How do you solve Partition Labels on LeetCode?

Partition Labels (LeetCode #763) can be solved using Brute Force or Optimal Solution. The optimal approach is Optimal Solution with O(n) time complexity and O(n) space complexity. Key insight: Understanding the last occurrence of characters is crucial for determining valid partitions.

What is the brute force solution for Partition Labels?
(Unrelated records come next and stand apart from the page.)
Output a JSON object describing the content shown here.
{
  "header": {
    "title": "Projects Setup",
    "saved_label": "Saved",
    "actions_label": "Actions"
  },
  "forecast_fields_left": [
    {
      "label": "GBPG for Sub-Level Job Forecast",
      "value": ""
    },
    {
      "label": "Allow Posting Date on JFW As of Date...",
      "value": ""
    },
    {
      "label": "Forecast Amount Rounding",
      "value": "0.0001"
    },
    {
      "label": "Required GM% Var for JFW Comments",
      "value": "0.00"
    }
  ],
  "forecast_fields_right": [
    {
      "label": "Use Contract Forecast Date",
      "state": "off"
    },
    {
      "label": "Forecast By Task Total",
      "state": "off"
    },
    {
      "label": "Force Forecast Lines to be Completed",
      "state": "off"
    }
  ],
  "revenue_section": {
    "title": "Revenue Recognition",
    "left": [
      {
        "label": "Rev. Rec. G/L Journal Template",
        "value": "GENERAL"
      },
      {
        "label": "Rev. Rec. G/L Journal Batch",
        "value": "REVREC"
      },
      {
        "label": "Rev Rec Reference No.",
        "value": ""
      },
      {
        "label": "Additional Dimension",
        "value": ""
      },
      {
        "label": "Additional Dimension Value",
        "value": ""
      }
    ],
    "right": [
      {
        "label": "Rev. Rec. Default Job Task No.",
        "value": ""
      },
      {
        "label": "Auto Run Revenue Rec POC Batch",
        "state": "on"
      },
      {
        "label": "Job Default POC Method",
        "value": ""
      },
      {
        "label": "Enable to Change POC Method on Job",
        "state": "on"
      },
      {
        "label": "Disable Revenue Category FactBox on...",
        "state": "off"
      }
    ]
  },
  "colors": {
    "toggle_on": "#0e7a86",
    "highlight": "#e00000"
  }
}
The brute force approach for Partition Labels is Brute Force, with O(n²) time complexity and O(1) space complexity. The brute-force approach involves checking every possible partition of the string and validating if each character appears in at most one part. This is straightforward but inefficient because it explores all combinations. The optimal Optimal Solution approach improves this to O(n).

What algorithm or data structure is used to solve Partition Labels?

Partition Labels uses the following concepts: Hash Table, Two Pointers, String, Greedy. The recommended patterns to study are: Hash Map, Array.

What are the interview tips for Partition Labels?

Always clarify the problem requirements and constraints before diving into coding. Think about edge cases, such as strings with all unique characters or all identical characters. Practice explaining your thought process as you code; it helps in interviews.

What are common mistakes when solving Partition Labels?

Failing to track the last occurrence of characters, leading to incorrect partition sizes. Not updating the end index correctly during the iteration.

#763

Partition Labels

Medium

Hash TableTwo PointersStringGreedyHash MapArray

LeetCode ↗

Approaches

Brute ForceOptimal

Complexity Comparison

	Brute Force	Optimal Solution★
Time	O(n²)	O(n)
Space	O(1)	O(n)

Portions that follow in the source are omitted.